From this time, John was much respected by the servants, and would have been happy enough with them, had it not been that he might as well have lived with a set of heathens, for no thought of religion seemed ever to come into any of their heads. The new butler was sober and steady, but he not only permitted the swearing to go on, but very often swore himself; John was a great favourite of his, because he was so attentive and quick at his work, and at last he took courage and told the butler how it distressed him to hear such profane talking. The butler said, that, to be sure it was very wrong, but it could not be helped; they had got into a habit of it. John asked him if he would agree to a rule that every one should pay a forfeit each time they swore. He said he thought it would be a good thing; accordingly, John bought a piece of pasteboard, and wrote, in a good large hand, upon it, that "for every profane word two-pence was to be
paid." The men all agreed to this very willingly, and it was hung up in the servants'-hall: the coachman, however, was out, and knew nothing about it till he came home late at night, and when he saw the rule hung up, he was very angry, and declared he would never agree to it, (for he was the greatest swearer of any of them.) But the butler told him he must agree, for it was a very good plan: and, whilst they were arguing about it, they both swore, and the others cried out that they must both pay directly. The butler very good humouredly put down his two-pence directly, and the coachman was made to do the same, who was so angry that he swore again, and had fourpence to pay, at which they all laughed heartily. Every day there were forfeits paid, and the coachman paid more than any one, but did not grumble any more about it.

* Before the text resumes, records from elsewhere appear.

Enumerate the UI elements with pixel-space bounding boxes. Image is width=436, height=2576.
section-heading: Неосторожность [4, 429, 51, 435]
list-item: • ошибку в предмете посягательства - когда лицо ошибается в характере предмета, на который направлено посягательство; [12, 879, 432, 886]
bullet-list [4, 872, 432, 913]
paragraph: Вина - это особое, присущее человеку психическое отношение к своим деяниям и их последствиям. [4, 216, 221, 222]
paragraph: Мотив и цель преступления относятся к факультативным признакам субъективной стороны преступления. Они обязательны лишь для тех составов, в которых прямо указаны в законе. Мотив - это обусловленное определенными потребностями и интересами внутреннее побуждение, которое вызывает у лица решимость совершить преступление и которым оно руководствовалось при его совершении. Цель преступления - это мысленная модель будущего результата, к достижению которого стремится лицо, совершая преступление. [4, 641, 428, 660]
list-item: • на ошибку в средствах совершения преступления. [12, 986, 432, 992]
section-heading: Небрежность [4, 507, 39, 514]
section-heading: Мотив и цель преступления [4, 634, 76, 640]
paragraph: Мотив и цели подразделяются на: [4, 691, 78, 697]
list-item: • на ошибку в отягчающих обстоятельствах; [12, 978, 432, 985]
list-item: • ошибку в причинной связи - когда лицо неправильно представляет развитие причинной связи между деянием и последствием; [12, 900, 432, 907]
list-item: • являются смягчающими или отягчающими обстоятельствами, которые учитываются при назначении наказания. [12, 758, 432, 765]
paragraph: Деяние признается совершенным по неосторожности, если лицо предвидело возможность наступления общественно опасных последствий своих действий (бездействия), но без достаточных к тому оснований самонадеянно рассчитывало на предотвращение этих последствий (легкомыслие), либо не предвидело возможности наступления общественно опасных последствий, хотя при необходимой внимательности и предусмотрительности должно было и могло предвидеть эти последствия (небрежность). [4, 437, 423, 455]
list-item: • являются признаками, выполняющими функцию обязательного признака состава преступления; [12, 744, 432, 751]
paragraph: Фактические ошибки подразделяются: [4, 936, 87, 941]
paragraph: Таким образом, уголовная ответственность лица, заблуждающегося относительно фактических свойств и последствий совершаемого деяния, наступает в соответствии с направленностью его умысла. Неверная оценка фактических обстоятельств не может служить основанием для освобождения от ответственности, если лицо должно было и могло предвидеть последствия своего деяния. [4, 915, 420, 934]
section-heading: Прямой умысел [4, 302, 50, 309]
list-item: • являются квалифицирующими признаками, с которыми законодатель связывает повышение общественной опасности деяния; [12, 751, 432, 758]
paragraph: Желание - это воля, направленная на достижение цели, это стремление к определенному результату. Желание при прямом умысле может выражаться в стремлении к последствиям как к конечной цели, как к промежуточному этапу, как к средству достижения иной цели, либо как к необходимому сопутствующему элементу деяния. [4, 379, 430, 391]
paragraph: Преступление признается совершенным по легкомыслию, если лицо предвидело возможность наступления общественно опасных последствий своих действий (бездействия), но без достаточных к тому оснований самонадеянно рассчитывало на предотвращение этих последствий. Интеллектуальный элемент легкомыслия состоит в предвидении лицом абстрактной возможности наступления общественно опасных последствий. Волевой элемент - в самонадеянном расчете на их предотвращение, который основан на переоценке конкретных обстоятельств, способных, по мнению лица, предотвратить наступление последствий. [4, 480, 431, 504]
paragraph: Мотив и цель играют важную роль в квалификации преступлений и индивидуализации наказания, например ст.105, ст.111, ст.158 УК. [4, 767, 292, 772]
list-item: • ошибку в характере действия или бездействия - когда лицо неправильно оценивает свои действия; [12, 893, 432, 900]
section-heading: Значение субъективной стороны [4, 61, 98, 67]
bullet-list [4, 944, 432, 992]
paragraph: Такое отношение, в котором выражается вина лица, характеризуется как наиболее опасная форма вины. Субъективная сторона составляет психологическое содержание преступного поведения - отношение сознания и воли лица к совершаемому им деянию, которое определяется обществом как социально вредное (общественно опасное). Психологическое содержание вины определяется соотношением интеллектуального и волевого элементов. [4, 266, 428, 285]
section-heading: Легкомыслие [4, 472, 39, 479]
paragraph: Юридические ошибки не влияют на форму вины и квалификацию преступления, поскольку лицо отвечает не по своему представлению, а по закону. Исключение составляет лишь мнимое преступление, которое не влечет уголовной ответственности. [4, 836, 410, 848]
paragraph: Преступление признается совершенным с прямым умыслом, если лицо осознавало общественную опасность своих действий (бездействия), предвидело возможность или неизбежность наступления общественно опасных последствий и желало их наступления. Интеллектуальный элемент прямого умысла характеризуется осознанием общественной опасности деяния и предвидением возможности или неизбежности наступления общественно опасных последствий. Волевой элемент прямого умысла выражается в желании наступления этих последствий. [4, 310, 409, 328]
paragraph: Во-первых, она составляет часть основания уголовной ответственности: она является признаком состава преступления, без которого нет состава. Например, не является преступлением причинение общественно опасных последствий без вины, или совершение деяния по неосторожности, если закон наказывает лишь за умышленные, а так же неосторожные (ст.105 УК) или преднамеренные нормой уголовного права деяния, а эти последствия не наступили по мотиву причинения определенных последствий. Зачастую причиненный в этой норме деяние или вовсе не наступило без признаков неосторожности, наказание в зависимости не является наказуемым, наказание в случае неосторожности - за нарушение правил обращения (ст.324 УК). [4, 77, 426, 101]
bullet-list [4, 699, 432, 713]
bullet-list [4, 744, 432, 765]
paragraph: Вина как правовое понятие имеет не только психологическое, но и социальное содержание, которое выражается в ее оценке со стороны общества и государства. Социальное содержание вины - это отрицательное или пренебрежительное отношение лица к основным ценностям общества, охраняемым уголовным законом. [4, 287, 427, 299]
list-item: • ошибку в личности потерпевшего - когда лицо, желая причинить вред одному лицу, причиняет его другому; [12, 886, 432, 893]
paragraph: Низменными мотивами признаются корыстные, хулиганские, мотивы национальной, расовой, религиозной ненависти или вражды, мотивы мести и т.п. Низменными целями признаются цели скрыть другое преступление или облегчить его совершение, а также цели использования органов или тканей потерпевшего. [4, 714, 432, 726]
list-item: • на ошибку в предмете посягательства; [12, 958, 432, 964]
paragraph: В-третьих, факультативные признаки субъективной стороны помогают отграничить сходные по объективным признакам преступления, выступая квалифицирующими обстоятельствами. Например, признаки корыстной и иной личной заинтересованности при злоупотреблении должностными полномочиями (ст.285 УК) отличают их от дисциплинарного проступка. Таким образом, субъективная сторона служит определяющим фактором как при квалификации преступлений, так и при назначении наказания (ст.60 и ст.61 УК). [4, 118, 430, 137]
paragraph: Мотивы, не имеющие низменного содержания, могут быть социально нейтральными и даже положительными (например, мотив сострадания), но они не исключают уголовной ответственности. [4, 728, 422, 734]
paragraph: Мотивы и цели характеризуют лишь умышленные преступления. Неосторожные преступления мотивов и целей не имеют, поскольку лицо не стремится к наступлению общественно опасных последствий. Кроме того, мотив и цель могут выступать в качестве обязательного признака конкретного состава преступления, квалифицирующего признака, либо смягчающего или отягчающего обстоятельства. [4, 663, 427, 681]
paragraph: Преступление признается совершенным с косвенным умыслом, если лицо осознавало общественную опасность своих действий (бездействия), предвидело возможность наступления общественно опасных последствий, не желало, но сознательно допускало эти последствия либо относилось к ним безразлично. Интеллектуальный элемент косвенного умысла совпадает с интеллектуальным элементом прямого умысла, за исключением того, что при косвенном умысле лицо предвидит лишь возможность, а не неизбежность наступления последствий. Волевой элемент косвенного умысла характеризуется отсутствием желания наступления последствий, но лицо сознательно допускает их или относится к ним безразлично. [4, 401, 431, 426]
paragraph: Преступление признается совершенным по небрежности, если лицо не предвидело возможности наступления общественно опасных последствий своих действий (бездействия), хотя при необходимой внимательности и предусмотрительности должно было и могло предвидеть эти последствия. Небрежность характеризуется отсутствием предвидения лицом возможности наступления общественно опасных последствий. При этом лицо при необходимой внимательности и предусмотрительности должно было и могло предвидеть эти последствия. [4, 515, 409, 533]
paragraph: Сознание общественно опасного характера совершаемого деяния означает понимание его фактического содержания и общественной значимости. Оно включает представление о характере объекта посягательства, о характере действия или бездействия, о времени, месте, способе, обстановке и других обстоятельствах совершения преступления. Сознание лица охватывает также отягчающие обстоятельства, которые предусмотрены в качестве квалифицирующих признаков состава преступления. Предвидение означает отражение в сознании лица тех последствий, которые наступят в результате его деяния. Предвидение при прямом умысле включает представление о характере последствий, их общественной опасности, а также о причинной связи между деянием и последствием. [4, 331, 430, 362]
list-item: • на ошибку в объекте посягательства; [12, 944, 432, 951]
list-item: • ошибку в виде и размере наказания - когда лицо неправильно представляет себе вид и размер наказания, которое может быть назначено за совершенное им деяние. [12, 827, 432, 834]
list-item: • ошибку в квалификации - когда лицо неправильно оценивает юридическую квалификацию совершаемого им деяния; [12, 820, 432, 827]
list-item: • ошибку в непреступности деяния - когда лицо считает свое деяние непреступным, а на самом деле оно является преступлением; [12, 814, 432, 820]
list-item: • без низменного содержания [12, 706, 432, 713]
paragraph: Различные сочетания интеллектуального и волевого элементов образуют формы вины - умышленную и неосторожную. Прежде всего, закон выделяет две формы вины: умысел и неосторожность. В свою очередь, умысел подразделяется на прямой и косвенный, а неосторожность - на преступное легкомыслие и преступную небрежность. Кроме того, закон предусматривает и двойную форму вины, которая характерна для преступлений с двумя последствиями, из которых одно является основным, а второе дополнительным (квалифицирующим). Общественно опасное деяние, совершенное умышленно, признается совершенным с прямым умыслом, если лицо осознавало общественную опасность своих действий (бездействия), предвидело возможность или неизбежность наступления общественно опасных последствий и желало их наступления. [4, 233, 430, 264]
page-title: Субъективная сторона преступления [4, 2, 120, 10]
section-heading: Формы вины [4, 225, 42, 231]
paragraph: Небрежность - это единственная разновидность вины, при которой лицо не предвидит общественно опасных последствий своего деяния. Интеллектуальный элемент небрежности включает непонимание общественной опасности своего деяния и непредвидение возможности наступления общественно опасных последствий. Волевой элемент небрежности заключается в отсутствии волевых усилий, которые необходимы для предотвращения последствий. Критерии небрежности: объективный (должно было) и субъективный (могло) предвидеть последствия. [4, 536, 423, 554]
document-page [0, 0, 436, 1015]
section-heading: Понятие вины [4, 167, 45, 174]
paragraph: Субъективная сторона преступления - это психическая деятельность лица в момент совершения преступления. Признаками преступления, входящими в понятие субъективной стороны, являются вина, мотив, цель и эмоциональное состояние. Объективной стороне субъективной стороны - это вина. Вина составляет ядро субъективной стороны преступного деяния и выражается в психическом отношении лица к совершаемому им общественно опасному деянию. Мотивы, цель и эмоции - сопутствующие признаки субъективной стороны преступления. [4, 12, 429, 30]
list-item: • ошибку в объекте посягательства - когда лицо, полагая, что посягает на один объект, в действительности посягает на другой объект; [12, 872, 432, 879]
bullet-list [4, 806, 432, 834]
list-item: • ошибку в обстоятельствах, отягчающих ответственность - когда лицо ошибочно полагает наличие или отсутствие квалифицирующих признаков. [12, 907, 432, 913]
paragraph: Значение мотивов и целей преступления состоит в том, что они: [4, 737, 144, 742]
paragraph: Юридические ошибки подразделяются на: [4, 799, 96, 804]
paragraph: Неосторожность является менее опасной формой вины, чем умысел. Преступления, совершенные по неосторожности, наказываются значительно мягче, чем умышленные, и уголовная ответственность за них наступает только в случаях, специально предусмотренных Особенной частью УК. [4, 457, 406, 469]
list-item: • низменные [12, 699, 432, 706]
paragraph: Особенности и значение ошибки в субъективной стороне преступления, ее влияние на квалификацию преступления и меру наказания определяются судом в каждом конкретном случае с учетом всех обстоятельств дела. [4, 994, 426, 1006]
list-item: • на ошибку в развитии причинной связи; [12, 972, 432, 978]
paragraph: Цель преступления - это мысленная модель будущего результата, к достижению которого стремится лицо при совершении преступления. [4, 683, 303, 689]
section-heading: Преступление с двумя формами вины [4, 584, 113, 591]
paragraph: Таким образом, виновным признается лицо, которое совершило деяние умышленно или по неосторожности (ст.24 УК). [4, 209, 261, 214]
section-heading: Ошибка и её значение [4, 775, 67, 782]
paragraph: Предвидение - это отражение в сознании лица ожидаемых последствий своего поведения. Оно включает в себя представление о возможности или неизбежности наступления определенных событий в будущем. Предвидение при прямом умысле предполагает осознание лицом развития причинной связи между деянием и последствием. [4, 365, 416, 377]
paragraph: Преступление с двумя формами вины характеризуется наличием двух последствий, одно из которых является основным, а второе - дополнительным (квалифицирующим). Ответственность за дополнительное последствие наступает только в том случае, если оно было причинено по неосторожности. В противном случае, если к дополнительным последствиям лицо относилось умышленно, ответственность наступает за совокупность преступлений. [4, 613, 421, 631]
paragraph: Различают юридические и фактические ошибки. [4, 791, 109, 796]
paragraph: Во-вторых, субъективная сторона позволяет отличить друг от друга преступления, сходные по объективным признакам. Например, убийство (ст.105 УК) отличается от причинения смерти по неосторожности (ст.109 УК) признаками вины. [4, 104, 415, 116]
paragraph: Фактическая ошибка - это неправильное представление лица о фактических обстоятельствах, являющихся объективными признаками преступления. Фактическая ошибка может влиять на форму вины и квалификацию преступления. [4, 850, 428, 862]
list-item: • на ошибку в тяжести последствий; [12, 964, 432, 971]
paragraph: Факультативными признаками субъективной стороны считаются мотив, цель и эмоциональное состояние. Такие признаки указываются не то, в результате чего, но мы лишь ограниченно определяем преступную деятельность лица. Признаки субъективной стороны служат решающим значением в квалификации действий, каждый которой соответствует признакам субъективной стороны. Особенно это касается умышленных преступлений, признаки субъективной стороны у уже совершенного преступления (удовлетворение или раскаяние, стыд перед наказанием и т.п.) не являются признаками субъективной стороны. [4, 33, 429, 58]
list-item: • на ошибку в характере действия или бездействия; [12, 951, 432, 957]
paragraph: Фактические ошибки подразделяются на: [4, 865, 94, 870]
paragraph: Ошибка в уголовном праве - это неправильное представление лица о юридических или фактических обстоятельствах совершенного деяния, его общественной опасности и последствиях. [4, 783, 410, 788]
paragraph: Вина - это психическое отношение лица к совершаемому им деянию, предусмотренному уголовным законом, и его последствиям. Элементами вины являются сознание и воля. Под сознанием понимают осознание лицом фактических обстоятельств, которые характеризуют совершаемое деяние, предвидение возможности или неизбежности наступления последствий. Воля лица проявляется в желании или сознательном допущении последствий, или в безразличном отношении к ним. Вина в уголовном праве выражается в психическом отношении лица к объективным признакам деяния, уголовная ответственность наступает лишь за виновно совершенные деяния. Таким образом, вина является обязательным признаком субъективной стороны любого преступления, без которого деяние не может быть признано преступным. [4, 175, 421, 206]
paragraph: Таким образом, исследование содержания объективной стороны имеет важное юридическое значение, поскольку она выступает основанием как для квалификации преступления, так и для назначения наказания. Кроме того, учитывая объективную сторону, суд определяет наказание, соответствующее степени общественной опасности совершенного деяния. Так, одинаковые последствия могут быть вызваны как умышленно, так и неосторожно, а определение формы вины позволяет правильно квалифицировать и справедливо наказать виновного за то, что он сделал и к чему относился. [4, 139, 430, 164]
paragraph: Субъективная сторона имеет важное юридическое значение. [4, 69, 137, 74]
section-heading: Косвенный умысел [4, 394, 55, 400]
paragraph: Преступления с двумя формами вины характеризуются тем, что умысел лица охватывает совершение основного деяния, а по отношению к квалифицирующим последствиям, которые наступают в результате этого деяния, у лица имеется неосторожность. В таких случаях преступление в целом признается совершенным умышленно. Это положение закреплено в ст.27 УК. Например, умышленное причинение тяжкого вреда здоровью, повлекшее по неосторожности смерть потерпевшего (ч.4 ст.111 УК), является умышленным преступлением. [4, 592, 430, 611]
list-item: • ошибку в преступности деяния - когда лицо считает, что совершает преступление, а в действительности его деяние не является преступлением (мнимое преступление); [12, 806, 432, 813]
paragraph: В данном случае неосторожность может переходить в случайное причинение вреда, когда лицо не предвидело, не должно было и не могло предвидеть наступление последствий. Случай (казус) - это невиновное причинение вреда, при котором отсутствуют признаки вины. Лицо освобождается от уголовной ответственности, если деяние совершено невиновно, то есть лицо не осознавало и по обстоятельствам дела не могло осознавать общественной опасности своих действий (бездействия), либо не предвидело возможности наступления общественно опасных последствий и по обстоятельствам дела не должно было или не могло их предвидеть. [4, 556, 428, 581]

John was quite delighted at the success that his plan promised: in a month's time, scarcely an oath was to be heard; and at the end of six months the box was opened to take out the forfeits, which amounted to a good sum. It was agreed by them all to give it to the stable-boy, for his mother, who was very sick. The coachman, who payed so much at first, had not put in a penny the last fortnight: he came up to John, shook him by the hand, and said to him, "I thank you, lad, for you have done more for me than ever I did for myself; it was worth double the money to get rid of that bad custom of mine." After this the rule continued to be kept up, but very little money was found in the box at the end of the year.
After a little time the upper footman went away, and John had his place, with better wages. He longed to tell his father how he was getting on, and was allowed to go and visit him for a week, when the family were s. W.